Yes, I know. Very little of this is understood by people today because progressives have done such a good job of sweeping it all under the rug. This material is simply left out of the textbooks even though it is right there in the historical record. Some progressive pundits know about it, but they don’t want to talk about it. Such talk, they figure, can only hurt today’s Democrats who, after all, can hardly bear responsibility for what JFK said or what FDR and Woodrow Wilson did.

But don’t we have some responsibility to the truth? Shouldn’t we lay out the facts of history and let people make up their own minds? The progressive answer to this question is no. Progressives detest the facts not because they are untrue but because they don’t fit in with progressive political interests. Facts constitute, as Al Gore might say, an inconvenient truth.

So progressives have been working hard to come up with lies that can be passed off as facts. Progressives have a whole cultural
contingent—Hollywood, the mainline media, the elite universities, even professional comedians—to peddle their propaganda. From the television show
Madame Secretary
to the front page of the
New York Times
to nightly quips by Stephen Colbert, the progressive bilge comes at us continually and relentlessly.

In this bogus narrative, Republicans are the bad guys because Republicans opposed the Civil Rights Movement of the 1950s and 1960s. For progressive Democrats, the Civil Rights Movement is the canonical event of American history. It is even more important than the American Revolution. Progressive reasoning is: We did this, so it must be the greatest thing that was ever done in America. Republicans opposed it, which makes them the bad guys.

The only problem is that Republicans were instrumental—actually indispensable—in getting the Civil Rights laws passed. While Lyndon Johnson pushed the Civil Rights Act of 1964 with the backing of some northern Democrats, Republicans voted in far higher percentages for the bill than Democrats did. This was also true of the Voting Rights Act of 1965. Neither would have passed with just Democratic votes. Indeed, the main opposition to both bills came from Democrats.

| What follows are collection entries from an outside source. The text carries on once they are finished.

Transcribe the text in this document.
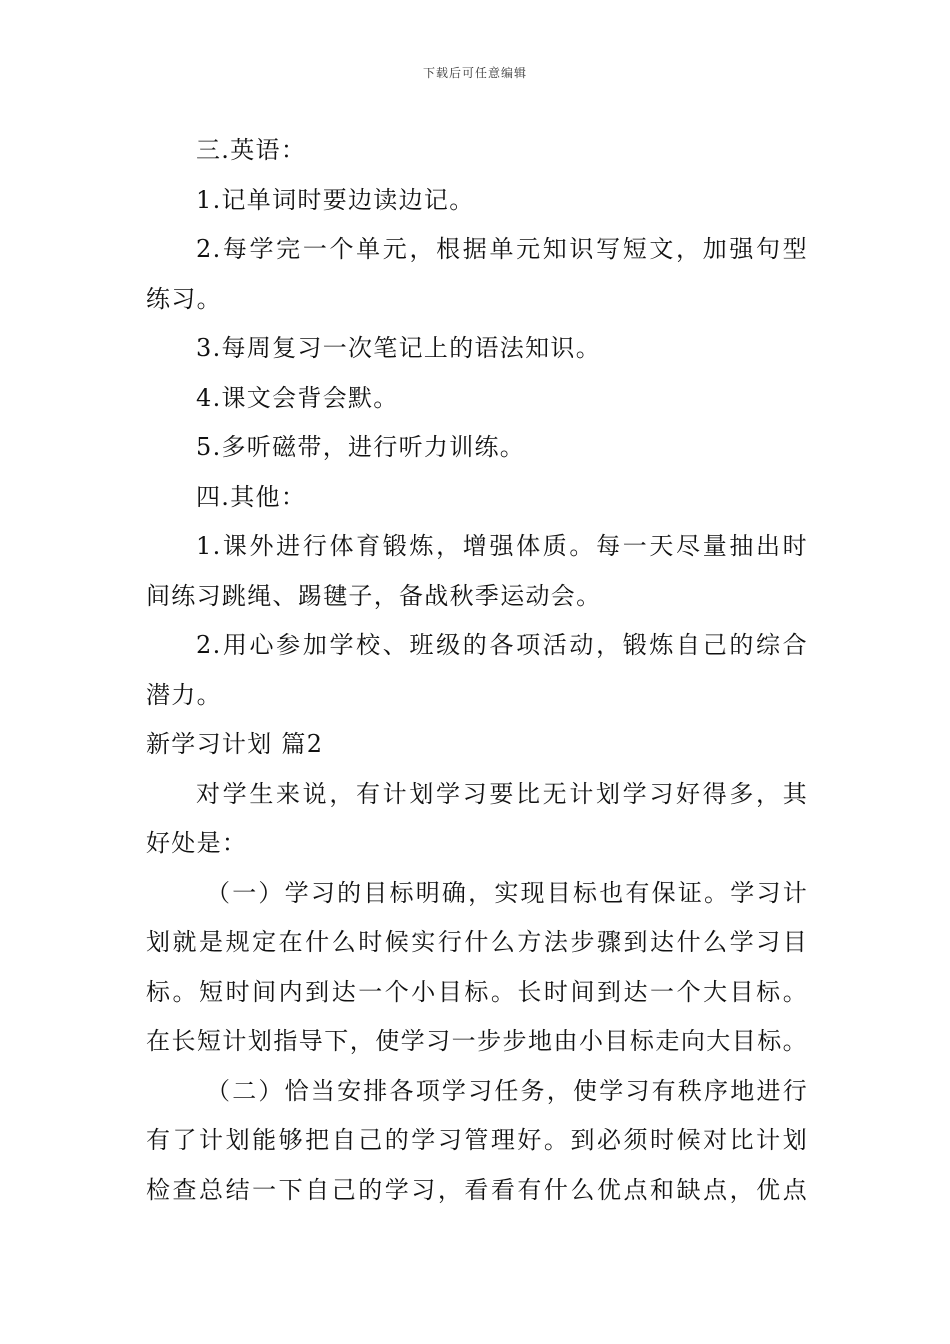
下载后可任意编辑
三.英语：
1.记单词时要边读边记。
2.每学完一个单元，根据单元知识写短文，加强句型
练习。
3.每周复习一次笔记上的语法知识。
4.课文会背会默。
5.多听磁带，进行听力训练。
四.其他：
1.课外进行体育锻炼，增强体质。每一天尽量抽出时
间练习跳绳、踢毽子，备战秋季运动会。
2.用心参加学校、班级的各项活动，锻炼自己的综合
潜力。
新学习计划 篇2
对学生来说，有计划学习要比无计划学习好得多，其
好处是：
（一）学习的目标明确，实现目标也有保证。学习计
划就是规定在什么时候实行什么方法步骤到达什么学习目
标。短时间内到达一个小目标。长时间到达一个大目标。
在长短计划指导下，使学习一步步地由小目标走向大目标。
（二）恰当安排各项学习任务，使学习有秩序地进行
有了计划能够把自己的学习管理好。到必须时候对比计划
检查总结一下自己的学习，看看有什么优点和缺点，优点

Most people know the Nineteenth Amendment granting women’s suffrage was passed in 1919 and ratified by the states the following year. What few people know is there was a forty-year struggle over that amendment, with Republicans pushing for it and Democrats opposing it, until the Republicans finally had the votes to get it through.

Republicans proposed women’s suffrage as early as 1878, but it was voted down by a Democrat-controlled Congress. Republicans re-introduced the issue each year, but for many years the Democrats tied it up in committees. It only got to the floor in 1887 when the Democrats again defeated it.